Whether true or not, the monastery San Juan de la Pena is a mysterious and unique place. While on our recent walk on the Camino, I took a day to explore the area on the mountain from which there are spectacular views of the Pyrenees mountains in the distance.


  
The Monasterio Nuevo, or new monastery, further up the mountain is a much bigger complex. Its exterior has been rebuilt with a modern museum interior giving much insight on how the monks lived according to the Benedictine Order

The monastery had enormous influence not only in the ancient Kingdom of Aragon but throughout Europe of the early Middle Ages. The monks lived disciplined lives, following a daily routine of contemplation, work and study. Silence was highly cherished. The monks took a vow of silence and were only allowed to speak if it was absolutely necessary or when it was a good thought or blessing. It was obviously an atmosphere that was conducive to highly-focused study and inner spiritual work.

The exhibition in the new monastery illustrates a colorful history of rise and decay.

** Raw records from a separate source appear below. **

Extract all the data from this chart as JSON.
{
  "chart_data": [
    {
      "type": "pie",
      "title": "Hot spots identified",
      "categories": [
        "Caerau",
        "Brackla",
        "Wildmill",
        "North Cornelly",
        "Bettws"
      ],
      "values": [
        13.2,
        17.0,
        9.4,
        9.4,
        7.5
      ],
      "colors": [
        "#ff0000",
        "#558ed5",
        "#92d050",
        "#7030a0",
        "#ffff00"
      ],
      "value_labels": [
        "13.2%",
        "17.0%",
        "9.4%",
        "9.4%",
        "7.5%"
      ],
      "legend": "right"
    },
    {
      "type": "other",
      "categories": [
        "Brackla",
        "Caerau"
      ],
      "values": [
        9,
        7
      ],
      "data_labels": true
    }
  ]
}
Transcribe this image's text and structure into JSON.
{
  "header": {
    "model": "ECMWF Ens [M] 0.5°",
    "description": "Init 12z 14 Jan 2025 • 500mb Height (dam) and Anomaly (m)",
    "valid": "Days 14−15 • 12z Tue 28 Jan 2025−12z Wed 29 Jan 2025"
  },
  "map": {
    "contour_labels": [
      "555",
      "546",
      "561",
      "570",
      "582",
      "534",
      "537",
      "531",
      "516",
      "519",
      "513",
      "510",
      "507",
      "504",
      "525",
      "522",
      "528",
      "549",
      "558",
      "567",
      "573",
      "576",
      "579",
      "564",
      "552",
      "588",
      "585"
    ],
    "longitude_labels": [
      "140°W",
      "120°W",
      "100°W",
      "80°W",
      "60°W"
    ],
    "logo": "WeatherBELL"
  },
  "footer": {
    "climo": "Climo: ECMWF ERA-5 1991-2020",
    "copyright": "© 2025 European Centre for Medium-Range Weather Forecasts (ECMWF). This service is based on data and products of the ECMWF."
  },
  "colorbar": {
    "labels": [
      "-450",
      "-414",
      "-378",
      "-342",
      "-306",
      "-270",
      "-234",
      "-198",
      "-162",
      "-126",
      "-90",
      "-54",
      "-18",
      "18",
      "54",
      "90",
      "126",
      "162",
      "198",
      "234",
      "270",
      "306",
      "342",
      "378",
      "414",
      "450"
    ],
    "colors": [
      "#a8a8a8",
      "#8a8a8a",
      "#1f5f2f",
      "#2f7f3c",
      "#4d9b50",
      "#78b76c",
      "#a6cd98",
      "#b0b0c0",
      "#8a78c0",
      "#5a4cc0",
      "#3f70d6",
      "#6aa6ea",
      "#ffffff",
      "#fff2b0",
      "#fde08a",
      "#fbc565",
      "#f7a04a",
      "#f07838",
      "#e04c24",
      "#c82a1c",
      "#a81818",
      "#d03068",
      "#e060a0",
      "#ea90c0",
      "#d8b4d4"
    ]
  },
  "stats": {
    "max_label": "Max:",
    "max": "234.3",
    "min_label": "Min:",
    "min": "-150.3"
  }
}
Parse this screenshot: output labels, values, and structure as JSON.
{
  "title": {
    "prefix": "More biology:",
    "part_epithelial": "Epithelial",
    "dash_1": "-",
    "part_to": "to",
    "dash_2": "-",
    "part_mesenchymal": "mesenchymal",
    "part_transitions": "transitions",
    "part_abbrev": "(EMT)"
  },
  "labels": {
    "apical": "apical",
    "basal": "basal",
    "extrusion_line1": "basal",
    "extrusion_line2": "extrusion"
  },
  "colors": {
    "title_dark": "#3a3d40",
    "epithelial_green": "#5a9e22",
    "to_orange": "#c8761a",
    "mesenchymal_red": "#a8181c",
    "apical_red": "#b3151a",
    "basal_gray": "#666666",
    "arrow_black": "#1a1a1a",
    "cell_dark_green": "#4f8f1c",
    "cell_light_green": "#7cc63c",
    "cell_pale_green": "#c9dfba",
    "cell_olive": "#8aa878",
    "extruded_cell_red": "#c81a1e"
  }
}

The influence and success of this monastery in the early Middle Ages can be attributed to several factors that are good lessons for today’s corporates:

  • The monks were absolutely focused, disciplined and dedicated to their task
  • At the same time they did not exclude themselves from the outside world, honing the art of networking and relationship-building with the rulers and decision-makers of the time.
  • A charismatic abbot, or leader, was crucial in maintaining cohesion, discipline and respect
  • Basic material needs were catered for by the Kingdom with at times generous grants and donations

Its a mute point on whether the decay started in the year 1399 when the Aragonese King Martino V took the Holy Grail  to his palace in Zaragoza and when the monks asked for it back he tricked them with a replica. There were several fires that destroyed much of the monastery complex in the 17th century. Decay came in line with infighting and power struggles. Grants and privileges from the king were reduced and at times completely stopped. Loss of focus and purpose came in line with vows being broken and poor leadership.

An organisation is only as successful as long as its members are motivated to abide by the internal codes and ethics which always reflects on how it is perceived by those outside. There will always be circumstances that cannot be controlled, such as political change or upheavel. But it is how adaptable and flexible that organisation is to unpredictable changes, that will ultimately determine its survival.